Dans les bois de Remouchamps, le long du ruisseau El Semme, nous avons découvert, un peu par hasard, un dépôt sauvage de déchets verts, manifestement abandonnés là par un ou des entrepreneurs des parcs et jardins. Il ne s’agit pas de quelques restes de tontes de pelouses mais bien d’une zone aménagée spécialement pour y laisser passer un gros véhicule avec de part et d’autre des déchets verts de toute nature (cf. photo).

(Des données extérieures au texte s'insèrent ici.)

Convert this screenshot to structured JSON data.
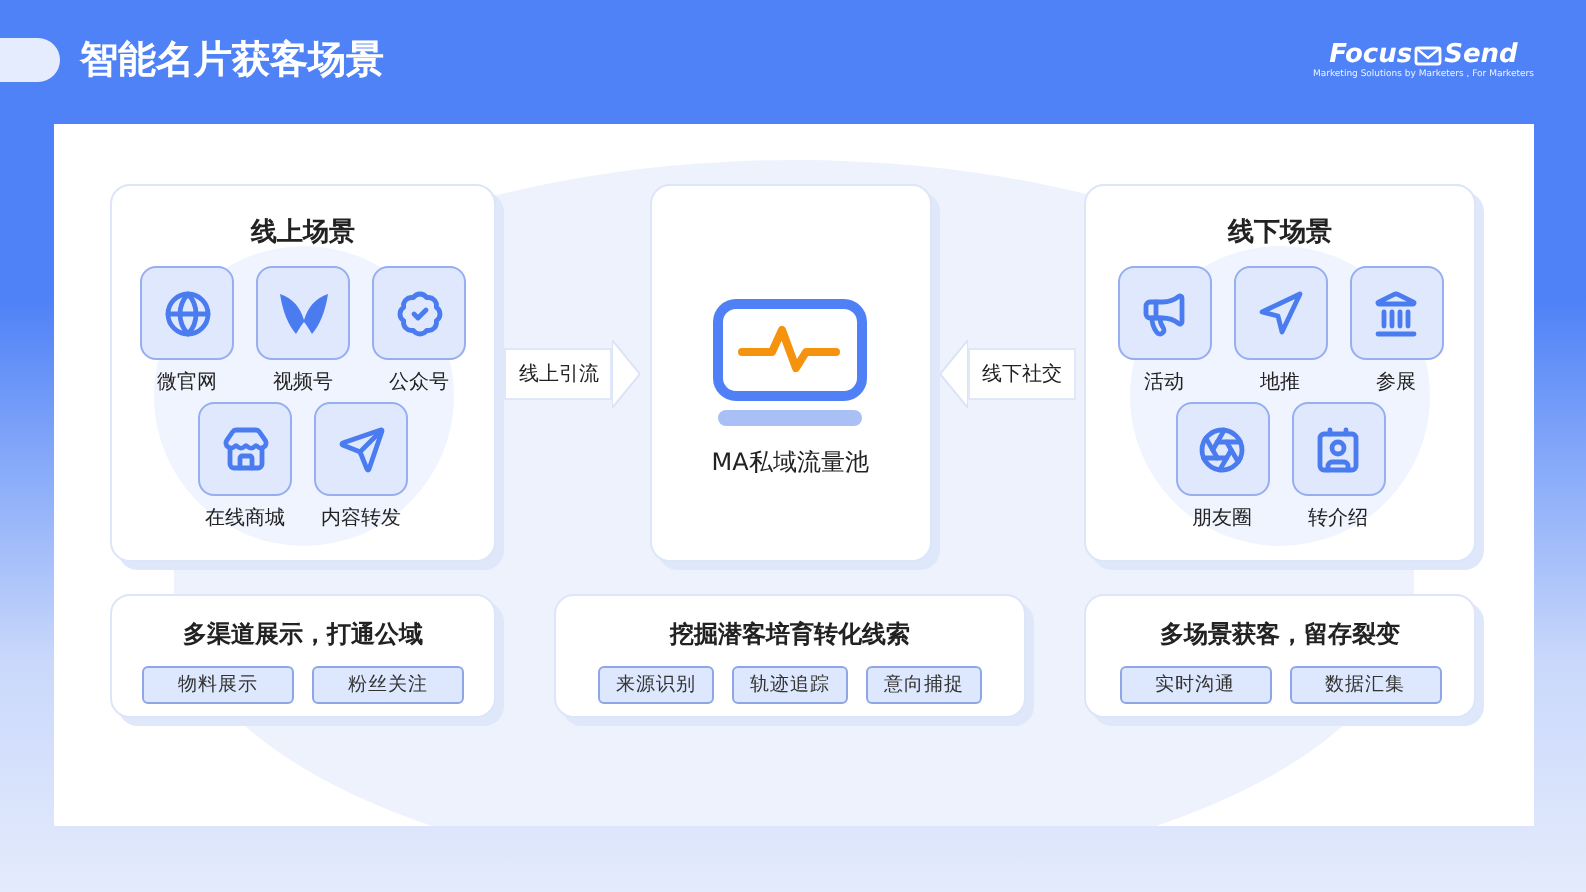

Lors du Conseil communal de ce 19 avril, nous avons donc interrogé le Collège pour savoir si la Commune était au courant de l’existence de ce dépôt clandestin. Nous voulions aussi savoir ce qu’elle compte faire pour mettre fin à cette situation et pour demander aux personnes responsables de remettre la zone dans son état initial. Après un grand silence embarrassé, Christian Gilbert a expliqué qu’il est concerné par ce dossier. Il a reconnu qu’il va déposer ses déchets verts professionnels à cet endroit même si, d’après lui, il n’est pas le seul à le faire.

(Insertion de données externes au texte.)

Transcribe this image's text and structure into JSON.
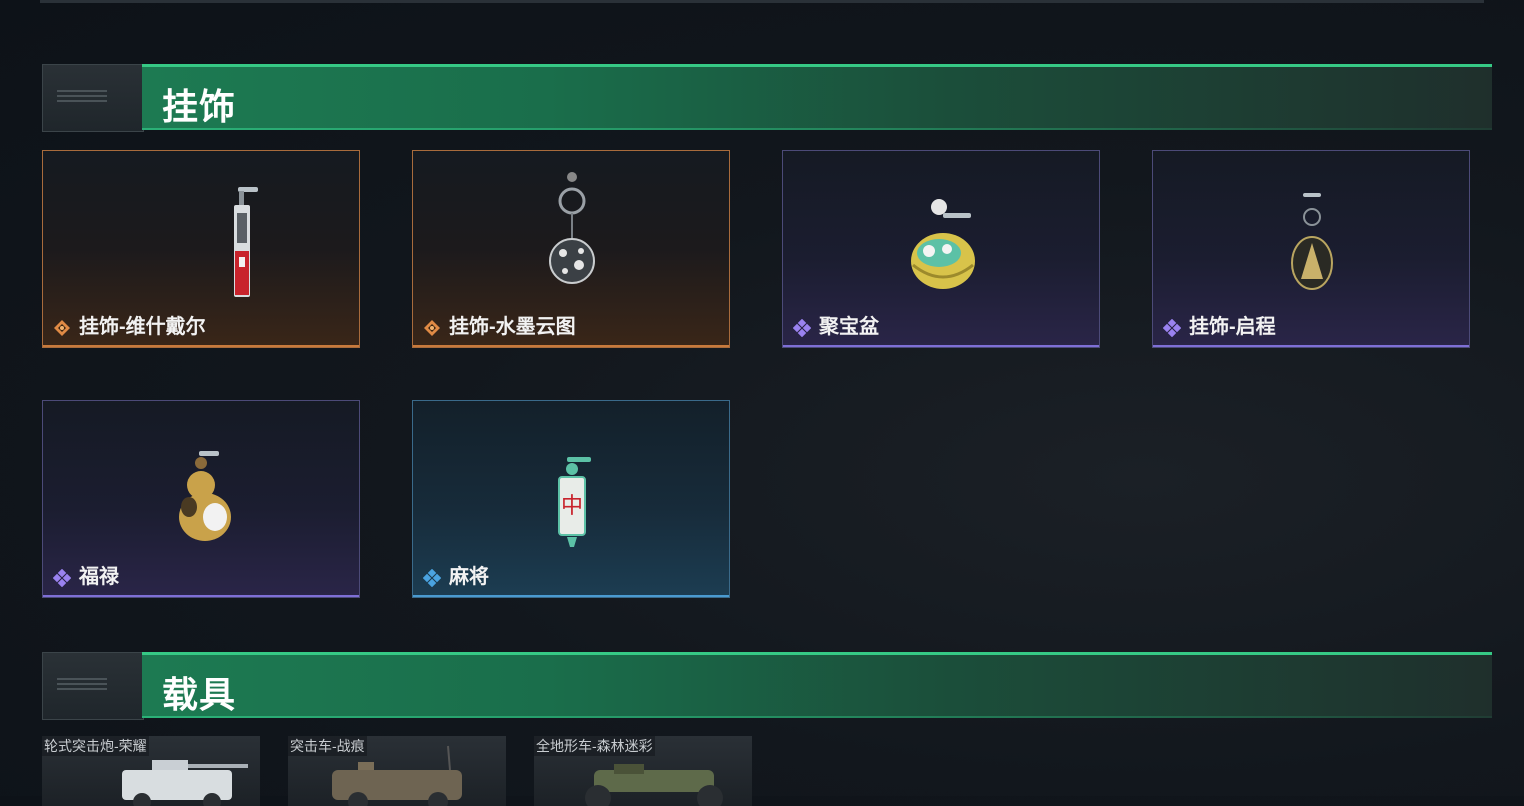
{
  "sections": {
    "charms": {
      "title": "挂饰"
    },
    "vehicles": {
      "title": "载具"
    }
  },
  "charms": [
    {
      "name": "挂饰-维什戴尔",
      "rarity": "gold",
      "icon": "red-blade-charm-icon"
    },
    {
      "name": "挂饰-水墨云图",
      "rarity": "gold",
      "icon": "ink-sphere-charm-icon"
    },
    {
      "name": "聚宝盆",
      "rarity": "purple",
      "icon": "treasure-bowl-charm-icon"
    },
    {
      "name": "挂饰-启程",
      "rarity": "purple",
      "icon": "medal-charm-icon"
    },
    {
      "name": "福禄",
      "rarity": "purple",
      "icon": "gourd-charm-icon"
    },
    {
      "name": "麻将",
      "rarity": "blue",
      "icon": "mahjong-tile-charm-icon"
    }
  ],
  "vehicles": [
    {
      "name": "轮式突击炮-荣耀"
    },
    {
      "name": "突击车-战痕"
    },
    {
      "name": "全地形车-森林迷彩"
    }
  ],
  "colors": {
    "gold": "#c87a3c",
    "purple": "#7e6fd6",
    "blue": "#4a9ad0",
    "section_green": "#1d7a52"
  }
}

La réaction de Philippe Dodrimont est également très surprenante. Il a fini par reprendre la parole pour nous expliquer que ce n’est pas très grave, qu’il ne s’agit que de déchets verts et qu’il vaut mieux les garder à Aywaille plutôt de consommer du carburant pour les amener dans un centre de tri ! Comme seule solution, il propose de mener une réflexion sur la création d’une zone de compostage communale. A aucun moment, la Majorité n’a évoqué le fait qu’il faut faire cesser ces pratiques qui enfreignent manifestement la loi. A ce propos, il suffit de relire l’article 7 du Décret Déchets de 1996 qui précise qu’il est ‘interdit d’abandonner les déchets ou de les manipuler au mépris des dispositions légales et réglementaires’.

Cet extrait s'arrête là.